La vraie vie, la vie enfin découverte et éclaircie, la seule vie par conséquent réellement vécue, c'est la littérature.



samedi 10 décembre 2011

Votre ami a pris la pouliche et vous a laissé le soin de monter la vieille rosse.


John Barth, Le Courtier en tabac, traduit de l’anglais (États-Unis) par Claro, 1e éd. 1960, Paris, Le Serpent à Plumes, 2002.

Un roman très original dont j’ai entendu parler sur France Culture à sa sortie, acheté, lu, relu l’année dernière et qui comme Proust, Schmidt, Twain, est une raison d’être de ce blog : tenter de faire découvrir des livres improbables à des lecteurs ébahis.

Il s’agit ni plus ni moins d’une parodie potache des romans d’aventures du XVIIIe siècle. L’auteur (honorable universitaire – les études, ça mène à tout) s’inspire d’un poème narratif paru en 1706 à Londres, Le Courtier en tabac ou un Voyage au Maryland. Mais au lieu d’un récit épique mêlant les clichés glorieux du genre (les pionniers vertueux qui défrichent les terres américaines, les sauvages Indiens, les paysages somptueux), on a affaire à des ivrognes, des catins, des marécages, des libidineux et des voleurs.
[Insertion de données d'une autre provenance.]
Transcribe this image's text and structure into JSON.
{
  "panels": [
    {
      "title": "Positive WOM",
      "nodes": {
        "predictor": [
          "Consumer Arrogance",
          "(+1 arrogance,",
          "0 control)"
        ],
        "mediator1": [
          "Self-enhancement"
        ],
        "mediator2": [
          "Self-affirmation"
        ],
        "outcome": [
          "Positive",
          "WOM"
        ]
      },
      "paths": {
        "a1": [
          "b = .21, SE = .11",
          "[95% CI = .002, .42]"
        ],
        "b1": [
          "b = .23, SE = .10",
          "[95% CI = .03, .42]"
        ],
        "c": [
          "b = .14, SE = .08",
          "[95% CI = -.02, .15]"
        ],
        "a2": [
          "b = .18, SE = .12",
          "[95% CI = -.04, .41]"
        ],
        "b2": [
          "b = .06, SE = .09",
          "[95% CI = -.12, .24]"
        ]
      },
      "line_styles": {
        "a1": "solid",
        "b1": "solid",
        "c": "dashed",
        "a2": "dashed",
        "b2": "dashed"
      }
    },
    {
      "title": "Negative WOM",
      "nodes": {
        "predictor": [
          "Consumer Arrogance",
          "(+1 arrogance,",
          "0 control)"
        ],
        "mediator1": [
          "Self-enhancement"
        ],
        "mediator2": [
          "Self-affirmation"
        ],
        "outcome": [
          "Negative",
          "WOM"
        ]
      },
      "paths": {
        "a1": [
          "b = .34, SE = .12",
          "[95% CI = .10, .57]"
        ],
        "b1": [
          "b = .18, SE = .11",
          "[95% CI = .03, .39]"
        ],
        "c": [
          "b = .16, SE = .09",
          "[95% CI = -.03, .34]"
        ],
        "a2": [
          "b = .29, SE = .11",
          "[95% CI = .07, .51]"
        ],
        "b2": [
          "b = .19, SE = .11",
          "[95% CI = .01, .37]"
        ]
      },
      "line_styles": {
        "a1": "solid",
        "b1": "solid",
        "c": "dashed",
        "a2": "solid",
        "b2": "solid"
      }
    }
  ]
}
John Barth a feint de croire que ce poème était autobiographique.
Il fait donc le récit de la vie d’Ebenezer Cooke, jeune anglais naïf, honnête et vertueux, s’éprenant d’une prostituée, mais cherchant à préserver son pucelage jusqu’au mariage, se rendant au Maryland pour administrer les terres familiales, se faisant dépouiller de ses biens par les colons, vendu aux pirates, réduit à dormir parmi les cochons, etc. Les Indiens sont des ivrognes et la légende de Pocahontas prend un tour nettement salace, les tribunaux sont corrompus, les colons se battent, opium et syphilis sont le lot commun. À la fin de sa vie, Ebenezer qui se pare du titre de « poète du Maryland » rédige un long poème amer (le vrai poème) :
Enfin sur un vaisseau embarqué sans remords
J’abandonne ce lieu à son funeste sort.
Puissent les cannibales toucher à ses bords
Afin que d’asservir ces mille et un butors ;
Qu’aucun vaisseau marchand n’ose s’aventurer
Dans ces eaux infestés de pirates rusés (…)


La langue est contemporaine avec quelques tours archaïsants, elle est surtout très ironique. Pas un personnage n’en réchappe, ni le trop naïf Ebenezer, jeune crétin en herbe, ni les roués qui l’entourent. 700 pages avec tempête, pirates, esclaves en fuite, dames de petite vertu, ruines, maladies, jeux de masques et quiproquo, rebondissements invraisemblables… Je crois que c’est un roman de vacances, qui nous fait partir dans un univers totalement barré.
Et ça commence comme ça :

Chapitre 1 : Où le poète est présenté et distingué de ses compagnons
Dans les dernières années du dix-septième siècle, on pouvait rencontrer parmi les sots et les élégants des cabarets de Londres un personnage maigre et dégingandé du nom d’Ebenezer Cooke, plus ambitieux qu’ingénieux et néanmoins plus ingénieux que prudent, qui, semblable en cela à ses joyeux compagnons, tous censés étudier à Oxford ou à Cambridge, avait trouvé plus plaisant de se divertir de sa langue mère, l’anglais, que d’en approfondir sa connaissance (…).

2 commentaires:

Lelf a dit…

Je l'ai découvert aujourd'hui vu qu'il ressort ce mois-ci chez Cambourakis et plus je lis de choses dessus, plus je le veux ! :D

nathalie a dit…

J'avais entendu un entretien accordé par Claro, traducteur, à la radio et ça m'avait donné envie de le lire. C'est très foutrac mais drôle, et cela se moque tellement bien de la littérature de voyage, de la mythologie américaine... Mais je te préviens : ça ne se lit pas vite.